Assignment Specifications (View All)

Linear Models Assignment

This assignment is worth 17% of your overall Homework and Programming Assignments grade.

In this assignment, you are to implement the simple Logistic Regression algorithm for a single independent variable (IV) and the Perceptron algorithm for the general case of multiple independent variables. You may assume that data is provided to you in 2-column (n-column) format, where the first column(s) is(are) the IV(s) and the second(last) one is the dependent variable (DV). The first row contains the number of independent variables and the second row contains the name(s) of the variables. Each subsequent row corresponds to a single observation. Hence, you may need to aggregate the values of the DV (i.e., counts) for each value of the IV before doing the regression.

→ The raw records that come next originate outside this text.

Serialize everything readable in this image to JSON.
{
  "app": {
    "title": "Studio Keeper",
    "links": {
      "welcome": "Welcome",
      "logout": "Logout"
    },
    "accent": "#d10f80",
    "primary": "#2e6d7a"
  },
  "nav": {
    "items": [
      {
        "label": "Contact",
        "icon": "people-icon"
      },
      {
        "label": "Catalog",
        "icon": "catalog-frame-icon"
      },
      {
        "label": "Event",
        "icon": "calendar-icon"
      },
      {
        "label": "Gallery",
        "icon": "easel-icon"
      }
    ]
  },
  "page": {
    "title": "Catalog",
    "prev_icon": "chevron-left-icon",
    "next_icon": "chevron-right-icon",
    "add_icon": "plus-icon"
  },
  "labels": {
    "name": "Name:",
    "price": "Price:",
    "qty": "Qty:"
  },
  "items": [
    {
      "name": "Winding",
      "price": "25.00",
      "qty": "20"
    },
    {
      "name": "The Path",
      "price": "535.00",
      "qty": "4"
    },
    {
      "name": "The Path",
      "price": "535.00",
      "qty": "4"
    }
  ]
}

  1. Implement Logistic Regression for a single IV.
    • Your program must:
      • Output the values of the intercept (w0) and the slope (w1) of the model.
      • Output the value of R2 from the probabilities (i.e., compute the SSE and TSS on probabilities rather than on odds).
  2. Use your algorithm on this (modified) Coronary Heart Disease (CHD) problem.
    • First, use simple linear regression (no logit function) to build a linear model of the data
      • Report the parameters of the model (w0, w1 and R2).
      • Plot the original (probability) data and graph the linear model your program produced.
      • What does the model predict for the probability of someone 41 years old suffering of CHD?
    • Next, use logistic regression to build a nonlinear model of the data.
      • Report the parameters of the model (w0, w1 and R2).
      • Plot the original (probability) data and graph the nonlinear model your program produced.
      • What does the model predict for the probability of someone 41 years old suffering of CHD?
  3. Generalize your program to handle multiple independent variables by implementing the Perceptron Algorithm.
    • Your program must:
      • Output the values of the perceptron weights (w0, w1, ..., wn).
      • Output the value of R2 (i.e., compute the SSE and TSS for the output of the perceptron)
    • Use your algorithm on the CHD problem.
      • Report the parameters of the model (weights and R2).
      • Plot the SSE over time for 100 epochs of training for a learning rate that is too large (no convergence).
      • Plot the SSE over time for 100 epochs of training for a learning rate that is small enough (asymptotic error).
      • Plot the original (probability) data and graph the nonlinear model your program produced.
      • How do the three models you produced for the CHD problem compare?
    • Use your algorithm on this (modified) Iris problem.
      • Report the parameters of the model (weights and R2).
      • Plot the SSE over time for 1000 epochs of training for a learning rate that is too large (no convergence).
      • Plot the SSE over time for 1000 epochs of training for a learning rate that is small enough (asymptotic error).
      • Report the predictions your model makes for the following data (vectors independent variables).

Turn in a thoughtful, well-written written report (see the guidelines above) that details your experiments and addresses the questions posed above (look carefully at everything to make sure you've covered all the parts of each).